Sunday, May 4, 2008

The Christo's Are Coming to Town


OH MY GOD........ the Christo's are coming to town!
I just watched a doc-bio on them I DVR'd from HBO and I just looked thru my photos that I took from the GATES and now they are coming to Lancaster.

Christo and Jeanne-Claude, Doctors of Fine Arts will be awarded at the F&M graduation!

Here is more about them from the F&M web site. I am off to try and find out if I can get tickets to the commencement ceremony. The College’s 2008 Commencement will be Saturday, May 17, 2008. From the F&M web site here is more information on the Christo's.

Christo and Jeanne-Claude are a married couple whose artistic collaboration spans five decades. Their environmental art is both visually impressive and sometimes controversial because of its scale. For example, in 2005, their installation "The Gates" in Central Park, New York City, included 7,503 vinyl gates with free-flowing nylon fabric panels anchored to 15,006 steel bases on 23 miles of walkways. They have also "wrapped" buildings, coasts, floors and stairways with fabric and rope, and used brown wrapping paper, cotton drop cloths, concrete, steel, oil barrels, umbrellas and more in their works of art, which are often temporary installations.

Born Christo Javacheff in Gabrovo, Bulgaria, Christo studied at the Fine Arts Academy in Sofia, escaping from Prague to the West in early 1957. His wife, Jeanne-Claude, was educated in France and Switzerland, earning degrees in philosophy and Latin from the University of Tunis. The two met in Paris in 1958 and have worked together since collaborating on "Dockside Packages, Cologne Harbor, 1961." At that time, the couple decided to use one name -- Christo.

Christo himself was the artist while Jeanne-Claude served as manager, art dealer, coordinator and organizer. In 1994, they officially changed the artist name "Christo" into "the artists Christo and Jeanne-Claude." In 1964, they immigrated, with their son Cyril, to New York, where they now reside.
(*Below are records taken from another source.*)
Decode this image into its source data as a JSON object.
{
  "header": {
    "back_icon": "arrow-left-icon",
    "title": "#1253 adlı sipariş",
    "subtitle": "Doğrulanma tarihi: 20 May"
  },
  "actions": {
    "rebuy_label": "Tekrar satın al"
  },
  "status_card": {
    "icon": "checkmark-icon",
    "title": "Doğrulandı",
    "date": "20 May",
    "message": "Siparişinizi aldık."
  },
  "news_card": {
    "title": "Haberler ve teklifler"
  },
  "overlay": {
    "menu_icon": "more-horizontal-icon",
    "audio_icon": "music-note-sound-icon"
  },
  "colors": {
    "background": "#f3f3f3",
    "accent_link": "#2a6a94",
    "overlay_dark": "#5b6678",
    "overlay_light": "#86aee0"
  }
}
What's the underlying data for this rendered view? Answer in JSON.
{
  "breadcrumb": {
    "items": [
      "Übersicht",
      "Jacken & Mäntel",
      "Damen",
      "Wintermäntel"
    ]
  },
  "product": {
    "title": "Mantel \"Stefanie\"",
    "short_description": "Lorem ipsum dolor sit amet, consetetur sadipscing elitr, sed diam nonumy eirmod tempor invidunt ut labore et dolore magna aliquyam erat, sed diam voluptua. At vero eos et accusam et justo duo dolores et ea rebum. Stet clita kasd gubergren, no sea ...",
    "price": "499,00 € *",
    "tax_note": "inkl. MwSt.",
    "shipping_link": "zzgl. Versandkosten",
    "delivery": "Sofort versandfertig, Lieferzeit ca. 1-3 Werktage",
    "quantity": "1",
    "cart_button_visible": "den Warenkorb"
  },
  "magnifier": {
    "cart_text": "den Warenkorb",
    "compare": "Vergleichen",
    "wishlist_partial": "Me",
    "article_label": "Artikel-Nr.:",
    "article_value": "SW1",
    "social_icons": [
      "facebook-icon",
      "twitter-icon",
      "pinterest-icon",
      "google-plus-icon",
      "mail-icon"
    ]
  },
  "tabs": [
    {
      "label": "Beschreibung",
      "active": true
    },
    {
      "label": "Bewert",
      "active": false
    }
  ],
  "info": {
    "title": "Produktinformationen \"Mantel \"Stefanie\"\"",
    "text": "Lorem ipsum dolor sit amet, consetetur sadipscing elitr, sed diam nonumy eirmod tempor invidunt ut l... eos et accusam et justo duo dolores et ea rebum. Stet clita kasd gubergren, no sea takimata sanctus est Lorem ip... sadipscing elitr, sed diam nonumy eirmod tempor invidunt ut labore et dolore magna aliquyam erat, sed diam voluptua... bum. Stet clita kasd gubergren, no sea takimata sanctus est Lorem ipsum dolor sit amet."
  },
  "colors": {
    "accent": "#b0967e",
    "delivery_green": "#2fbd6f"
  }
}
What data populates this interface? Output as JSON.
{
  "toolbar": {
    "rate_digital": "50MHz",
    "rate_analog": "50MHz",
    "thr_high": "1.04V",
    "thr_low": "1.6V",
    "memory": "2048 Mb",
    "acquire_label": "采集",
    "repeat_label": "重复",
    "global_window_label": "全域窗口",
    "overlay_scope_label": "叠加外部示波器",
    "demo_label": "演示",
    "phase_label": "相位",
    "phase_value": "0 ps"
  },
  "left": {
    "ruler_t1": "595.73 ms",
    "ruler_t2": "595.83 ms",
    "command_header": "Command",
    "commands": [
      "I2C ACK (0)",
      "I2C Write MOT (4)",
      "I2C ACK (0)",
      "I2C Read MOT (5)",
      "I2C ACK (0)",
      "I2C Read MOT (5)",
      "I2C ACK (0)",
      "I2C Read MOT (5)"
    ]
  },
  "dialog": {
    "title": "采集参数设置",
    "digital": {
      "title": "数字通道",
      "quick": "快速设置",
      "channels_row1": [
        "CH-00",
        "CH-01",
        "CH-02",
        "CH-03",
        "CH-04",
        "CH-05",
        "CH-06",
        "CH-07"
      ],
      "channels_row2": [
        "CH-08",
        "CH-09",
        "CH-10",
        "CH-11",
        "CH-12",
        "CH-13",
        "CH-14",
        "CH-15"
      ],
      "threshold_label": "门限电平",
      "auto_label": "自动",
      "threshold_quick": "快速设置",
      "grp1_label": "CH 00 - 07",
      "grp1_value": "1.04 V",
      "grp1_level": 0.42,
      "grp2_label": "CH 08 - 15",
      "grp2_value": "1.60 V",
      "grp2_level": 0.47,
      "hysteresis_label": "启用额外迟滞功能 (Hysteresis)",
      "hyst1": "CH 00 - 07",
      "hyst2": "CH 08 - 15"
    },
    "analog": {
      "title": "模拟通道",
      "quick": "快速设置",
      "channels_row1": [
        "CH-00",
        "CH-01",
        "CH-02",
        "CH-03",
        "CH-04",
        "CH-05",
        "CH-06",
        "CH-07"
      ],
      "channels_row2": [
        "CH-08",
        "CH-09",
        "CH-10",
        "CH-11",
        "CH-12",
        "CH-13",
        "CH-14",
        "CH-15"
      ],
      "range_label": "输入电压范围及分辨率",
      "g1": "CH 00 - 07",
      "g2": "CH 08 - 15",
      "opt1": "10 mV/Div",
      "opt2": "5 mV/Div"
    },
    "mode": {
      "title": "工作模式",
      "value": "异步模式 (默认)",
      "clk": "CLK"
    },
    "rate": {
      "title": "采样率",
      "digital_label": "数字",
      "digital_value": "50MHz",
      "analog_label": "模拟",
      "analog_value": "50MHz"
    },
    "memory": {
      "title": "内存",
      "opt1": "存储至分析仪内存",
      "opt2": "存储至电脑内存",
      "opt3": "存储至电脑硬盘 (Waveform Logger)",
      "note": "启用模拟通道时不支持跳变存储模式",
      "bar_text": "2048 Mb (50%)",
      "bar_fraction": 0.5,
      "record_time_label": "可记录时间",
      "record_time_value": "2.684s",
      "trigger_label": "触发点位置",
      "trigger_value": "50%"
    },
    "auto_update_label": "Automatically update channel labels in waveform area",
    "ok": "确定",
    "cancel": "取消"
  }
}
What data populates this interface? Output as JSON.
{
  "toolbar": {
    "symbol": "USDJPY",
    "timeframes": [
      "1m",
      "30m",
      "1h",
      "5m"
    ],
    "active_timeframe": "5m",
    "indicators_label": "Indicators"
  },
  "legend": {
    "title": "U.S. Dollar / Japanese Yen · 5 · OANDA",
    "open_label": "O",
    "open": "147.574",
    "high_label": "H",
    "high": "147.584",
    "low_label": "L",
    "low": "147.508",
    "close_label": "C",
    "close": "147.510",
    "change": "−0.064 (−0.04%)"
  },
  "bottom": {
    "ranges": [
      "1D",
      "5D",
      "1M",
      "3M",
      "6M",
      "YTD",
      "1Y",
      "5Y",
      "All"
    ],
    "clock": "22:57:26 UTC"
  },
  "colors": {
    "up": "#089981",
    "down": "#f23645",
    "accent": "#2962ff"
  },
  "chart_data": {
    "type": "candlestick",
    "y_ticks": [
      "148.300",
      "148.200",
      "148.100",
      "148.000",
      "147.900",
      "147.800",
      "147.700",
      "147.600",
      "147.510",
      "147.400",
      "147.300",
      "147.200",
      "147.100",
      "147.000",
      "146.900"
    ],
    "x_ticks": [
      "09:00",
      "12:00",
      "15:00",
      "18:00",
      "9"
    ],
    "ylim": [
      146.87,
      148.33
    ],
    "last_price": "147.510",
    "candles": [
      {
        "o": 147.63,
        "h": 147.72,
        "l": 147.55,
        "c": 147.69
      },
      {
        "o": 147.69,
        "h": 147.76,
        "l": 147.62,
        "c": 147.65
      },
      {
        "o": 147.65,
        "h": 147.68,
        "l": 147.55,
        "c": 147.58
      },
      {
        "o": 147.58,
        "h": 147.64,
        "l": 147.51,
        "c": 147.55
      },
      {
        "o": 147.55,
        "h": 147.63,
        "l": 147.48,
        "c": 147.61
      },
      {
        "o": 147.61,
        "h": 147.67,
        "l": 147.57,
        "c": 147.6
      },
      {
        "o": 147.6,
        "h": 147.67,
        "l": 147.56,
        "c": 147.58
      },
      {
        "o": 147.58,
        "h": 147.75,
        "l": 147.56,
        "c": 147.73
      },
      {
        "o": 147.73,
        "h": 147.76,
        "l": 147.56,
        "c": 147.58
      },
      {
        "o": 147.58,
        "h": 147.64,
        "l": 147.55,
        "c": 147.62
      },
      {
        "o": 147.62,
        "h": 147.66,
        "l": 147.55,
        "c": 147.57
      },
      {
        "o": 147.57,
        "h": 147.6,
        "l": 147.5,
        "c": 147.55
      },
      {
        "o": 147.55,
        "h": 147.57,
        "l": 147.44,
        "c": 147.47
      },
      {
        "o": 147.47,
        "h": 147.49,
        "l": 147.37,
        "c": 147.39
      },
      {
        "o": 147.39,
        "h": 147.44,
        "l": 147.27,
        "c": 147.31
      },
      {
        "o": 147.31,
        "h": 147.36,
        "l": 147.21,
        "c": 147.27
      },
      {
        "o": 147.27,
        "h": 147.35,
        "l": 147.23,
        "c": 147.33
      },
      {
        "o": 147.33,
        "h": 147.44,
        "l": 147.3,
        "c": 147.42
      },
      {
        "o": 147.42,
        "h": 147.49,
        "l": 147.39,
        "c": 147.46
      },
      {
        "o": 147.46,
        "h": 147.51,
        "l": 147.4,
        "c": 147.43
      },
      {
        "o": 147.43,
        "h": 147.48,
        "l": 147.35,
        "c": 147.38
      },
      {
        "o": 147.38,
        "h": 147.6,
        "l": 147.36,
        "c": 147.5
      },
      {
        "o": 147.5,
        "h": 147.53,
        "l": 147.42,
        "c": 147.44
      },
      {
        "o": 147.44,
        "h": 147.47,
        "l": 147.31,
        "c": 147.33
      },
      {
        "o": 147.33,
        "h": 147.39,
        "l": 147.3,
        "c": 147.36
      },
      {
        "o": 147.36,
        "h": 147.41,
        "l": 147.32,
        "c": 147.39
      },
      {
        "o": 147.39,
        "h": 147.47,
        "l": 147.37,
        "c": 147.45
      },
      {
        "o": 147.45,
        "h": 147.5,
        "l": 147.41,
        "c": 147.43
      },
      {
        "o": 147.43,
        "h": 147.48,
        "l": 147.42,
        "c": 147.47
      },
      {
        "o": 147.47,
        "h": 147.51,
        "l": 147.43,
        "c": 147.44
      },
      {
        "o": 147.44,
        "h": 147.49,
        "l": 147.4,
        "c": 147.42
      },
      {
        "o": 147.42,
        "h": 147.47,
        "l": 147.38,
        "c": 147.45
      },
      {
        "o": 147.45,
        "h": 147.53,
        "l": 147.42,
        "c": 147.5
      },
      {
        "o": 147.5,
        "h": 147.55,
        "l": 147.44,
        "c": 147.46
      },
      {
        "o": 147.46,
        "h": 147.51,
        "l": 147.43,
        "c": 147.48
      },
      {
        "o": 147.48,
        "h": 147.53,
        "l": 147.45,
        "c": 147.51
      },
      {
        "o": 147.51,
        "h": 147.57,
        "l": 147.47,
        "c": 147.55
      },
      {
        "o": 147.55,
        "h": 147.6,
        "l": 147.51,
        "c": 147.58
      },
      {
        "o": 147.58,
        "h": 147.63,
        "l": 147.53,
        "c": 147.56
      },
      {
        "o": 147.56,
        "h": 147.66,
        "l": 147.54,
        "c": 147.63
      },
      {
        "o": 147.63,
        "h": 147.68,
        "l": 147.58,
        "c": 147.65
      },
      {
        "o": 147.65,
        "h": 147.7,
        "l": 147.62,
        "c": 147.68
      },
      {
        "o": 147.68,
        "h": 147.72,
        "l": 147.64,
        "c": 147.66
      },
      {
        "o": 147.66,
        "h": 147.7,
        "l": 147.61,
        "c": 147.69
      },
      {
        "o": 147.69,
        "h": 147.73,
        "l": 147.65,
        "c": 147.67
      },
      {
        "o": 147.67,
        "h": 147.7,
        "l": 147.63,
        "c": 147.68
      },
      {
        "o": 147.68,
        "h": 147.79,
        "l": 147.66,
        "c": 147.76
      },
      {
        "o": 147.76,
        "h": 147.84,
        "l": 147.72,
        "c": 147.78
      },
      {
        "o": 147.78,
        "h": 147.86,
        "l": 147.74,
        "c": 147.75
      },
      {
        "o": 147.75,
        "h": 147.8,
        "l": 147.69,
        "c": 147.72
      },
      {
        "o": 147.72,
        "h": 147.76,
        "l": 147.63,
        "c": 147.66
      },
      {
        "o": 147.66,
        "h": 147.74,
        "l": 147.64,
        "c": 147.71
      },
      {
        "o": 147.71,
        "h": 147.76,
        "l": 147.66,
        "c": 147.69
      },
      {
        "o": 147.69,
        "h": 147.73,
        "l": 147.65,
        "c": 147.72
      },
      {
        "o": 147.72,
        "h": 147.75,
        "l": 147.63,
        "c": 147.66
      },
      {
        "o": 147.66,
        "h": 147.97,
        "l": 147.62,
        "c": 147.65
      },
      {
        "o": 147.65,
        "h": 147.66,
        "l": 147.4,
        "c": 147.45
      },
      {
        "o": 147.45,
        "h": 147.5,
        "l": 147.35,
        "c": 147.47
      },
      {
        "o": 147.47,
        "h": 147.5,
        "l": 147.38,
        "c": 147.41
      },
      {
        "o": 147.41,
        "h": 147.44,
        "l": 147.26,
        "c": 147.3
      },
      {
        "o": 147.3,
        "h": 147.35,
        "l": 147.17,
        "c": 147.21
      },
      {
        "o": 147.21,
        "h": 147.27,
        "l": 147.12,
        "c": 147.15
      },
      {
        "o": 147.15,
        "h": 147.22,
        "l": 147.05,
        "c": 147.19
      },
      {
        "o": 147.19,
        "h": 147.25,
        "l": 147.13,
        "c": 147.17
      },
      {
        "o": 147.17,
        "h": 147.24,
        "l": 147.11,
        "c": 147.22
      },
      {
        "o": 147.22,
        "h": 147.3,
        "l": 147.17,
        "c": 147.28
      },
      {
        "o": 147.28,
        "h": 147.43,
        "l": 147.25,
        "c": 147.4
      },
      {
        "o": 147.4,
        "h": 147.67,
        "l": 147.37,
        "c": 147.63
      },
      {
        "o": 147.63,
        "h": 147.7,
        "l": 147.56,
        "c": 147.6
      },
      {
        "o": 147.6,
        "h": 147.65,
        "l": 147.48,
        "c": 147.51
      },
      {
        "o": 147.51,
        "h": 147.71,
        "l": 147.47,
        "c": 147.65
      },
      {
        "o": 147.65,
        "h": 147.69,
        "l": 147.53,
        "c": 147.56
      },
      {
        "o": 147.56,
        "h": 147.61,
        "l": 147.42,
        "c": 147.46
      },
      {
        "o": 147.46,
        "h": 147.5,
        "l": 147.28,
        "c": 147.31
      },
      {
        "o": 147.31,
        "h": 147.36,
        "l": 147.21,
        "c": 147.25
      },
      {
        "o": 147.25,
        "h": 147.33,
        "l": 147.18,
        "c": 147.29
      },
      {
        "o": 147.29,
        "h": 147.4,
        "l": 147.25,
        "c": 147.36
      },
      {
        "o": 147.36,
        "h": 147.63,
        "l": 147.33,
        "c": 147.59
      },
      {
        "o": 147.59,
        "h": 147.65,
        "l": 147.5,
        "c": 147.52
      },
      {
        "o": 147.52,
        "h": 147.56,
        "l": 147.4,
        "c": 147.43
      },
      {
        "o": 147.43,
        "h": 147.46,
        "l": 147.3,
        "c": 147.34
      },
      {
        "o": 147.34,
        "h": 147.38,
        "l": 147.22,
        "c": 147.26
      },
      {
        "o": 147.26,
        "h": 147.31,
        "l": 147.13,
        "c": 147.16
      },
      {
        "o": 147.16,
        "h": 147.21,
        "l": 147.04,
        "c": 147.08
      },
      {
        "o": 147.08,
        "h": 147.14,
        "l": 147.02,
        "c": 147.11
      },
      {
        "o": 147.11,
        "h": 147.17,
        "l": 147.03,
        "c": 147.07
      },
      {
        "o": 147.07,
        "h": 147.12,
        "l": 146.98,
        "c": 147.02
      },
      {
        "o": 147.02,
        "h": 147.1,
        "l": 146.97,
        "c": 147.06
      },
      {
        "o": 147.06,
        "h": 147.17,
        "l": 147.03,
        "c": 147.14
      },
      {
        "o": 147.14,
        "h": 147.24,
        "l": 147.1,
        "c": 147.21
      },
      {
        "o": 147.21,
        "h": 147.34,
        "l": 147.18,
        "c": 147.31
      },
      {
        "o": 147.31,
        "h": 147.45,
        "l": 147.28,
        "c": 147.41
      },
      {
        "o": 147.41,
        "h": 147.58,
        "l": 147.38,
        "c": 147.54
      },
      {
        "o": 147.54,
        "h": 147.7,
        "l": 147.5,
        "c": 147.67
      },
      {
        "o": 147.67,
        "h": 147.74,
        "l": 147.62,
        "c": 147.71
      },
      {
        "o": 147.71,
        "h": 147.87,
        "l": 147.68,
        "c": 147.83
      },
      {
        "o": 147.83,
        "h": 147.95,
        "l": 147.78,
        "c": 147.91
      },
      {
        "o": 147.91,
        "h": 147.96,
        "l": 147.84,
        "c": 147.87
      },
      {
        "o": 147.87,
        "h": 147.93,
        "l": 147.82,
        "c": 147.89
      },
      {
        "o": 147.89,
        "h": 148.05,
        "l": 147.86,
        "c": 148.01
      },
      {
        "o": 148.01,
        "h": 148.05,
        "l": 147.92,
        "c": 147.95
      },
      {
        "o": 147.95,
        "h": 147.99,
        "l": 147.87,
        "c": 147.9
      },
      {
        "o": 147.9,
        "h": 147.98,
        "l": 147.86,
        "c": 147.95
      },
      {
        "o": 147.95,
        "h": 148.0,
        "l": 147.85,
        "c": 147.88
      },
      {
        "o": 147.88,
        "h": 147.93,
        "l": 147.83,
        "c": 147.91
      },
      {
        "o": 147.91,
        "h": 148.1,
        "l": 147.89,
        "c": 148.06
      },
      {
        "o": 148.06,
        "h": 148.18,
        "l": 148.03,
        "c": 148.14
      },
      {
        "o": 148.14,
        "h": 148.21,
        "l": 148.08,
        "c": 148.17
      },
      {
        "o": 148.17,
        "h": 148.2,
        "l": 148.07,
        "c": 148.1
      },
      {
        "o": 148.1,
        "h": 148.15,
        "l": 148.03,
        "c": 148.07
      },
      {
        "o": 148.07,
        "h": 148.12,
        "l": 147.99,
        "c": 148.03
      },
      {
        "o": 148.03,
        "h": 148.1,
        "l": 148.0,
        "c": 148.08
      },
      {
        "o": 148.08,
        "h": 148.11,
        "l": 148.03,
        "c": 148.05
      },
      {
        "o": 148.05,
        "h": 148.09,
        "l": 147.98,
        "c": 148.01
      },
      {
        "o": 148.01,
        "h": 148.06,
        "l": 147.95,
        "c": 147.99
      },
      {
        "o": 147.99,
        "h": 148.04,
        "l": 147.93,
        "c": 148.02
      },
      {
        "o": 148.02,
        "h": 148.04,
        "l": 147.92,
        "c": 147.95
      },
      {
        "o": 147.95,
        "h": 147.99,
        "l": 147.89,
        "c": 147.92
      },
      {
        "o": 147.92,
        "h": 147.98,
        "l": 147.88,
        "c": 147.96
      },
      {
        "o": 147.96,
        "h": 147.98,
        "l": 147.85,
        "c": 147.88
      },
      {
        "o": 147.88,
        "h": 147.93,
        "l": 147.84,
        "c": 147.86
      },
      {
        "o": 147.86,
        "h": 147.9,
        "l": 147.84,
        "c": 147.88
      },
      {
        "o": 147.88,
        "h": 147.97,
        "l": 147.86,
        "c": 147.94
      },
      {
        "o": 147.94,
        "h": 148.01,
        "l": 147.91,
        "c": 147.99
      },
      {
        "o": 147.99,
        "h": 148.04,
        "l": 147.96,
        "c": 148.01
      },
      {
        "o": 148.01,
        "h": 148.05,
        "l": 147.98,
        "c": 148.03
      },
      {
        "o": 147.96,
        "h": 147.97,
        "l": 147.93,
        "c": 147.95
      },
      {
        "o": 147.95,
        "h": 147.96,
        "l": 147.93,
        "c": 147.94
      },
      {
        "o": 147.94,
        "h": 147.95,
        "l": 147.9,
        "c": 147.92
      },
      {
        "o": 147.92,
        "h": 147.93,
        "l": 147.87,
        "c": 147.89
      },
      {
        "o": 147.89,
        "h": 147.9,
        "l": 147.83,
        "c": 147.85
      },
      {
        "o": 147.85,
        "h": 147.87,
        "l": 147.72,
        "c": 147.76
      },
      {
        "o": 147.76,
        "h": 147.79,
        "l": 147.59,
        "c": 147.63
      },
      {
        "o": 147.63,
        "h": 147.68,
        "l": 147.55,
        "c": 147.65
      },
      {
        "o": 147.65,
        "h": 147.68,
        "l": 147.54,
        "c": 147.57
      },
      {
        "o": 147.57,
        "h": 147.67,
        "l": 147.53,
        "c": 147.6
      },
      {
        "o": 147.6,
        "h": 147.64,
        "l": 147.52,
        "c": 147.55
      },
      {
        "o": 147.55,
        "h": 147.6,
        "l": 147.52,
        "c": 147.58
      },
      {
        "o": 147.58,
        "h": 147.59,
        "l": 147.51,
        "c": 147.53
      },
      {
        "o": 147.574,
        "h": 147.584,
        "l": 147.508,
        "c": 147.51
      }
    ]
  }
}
In a 2002 interview, Jeanne-Claude noted that she and her husband wanted to create works "of joy and beauty." These words were echoed in a New York Times article about the Central Park installation "The Gates" when Michael Kimmelman called the work, "pure joy, a vast populist spectacle of good will and simple eloquence." Art critic David Bourdon has described Christos wrappings as "revelation through concealment."

The couple desires to have as much liberty as possible in creating their works, so they never accept sponsorships, commissions or public funds, which could come with strings attached. Instead, the cost of their projects is covered by the sale of works of art and components of the works of art. "I often say," Christo remarked in a 2002 interview, "our work is a scream of freedom."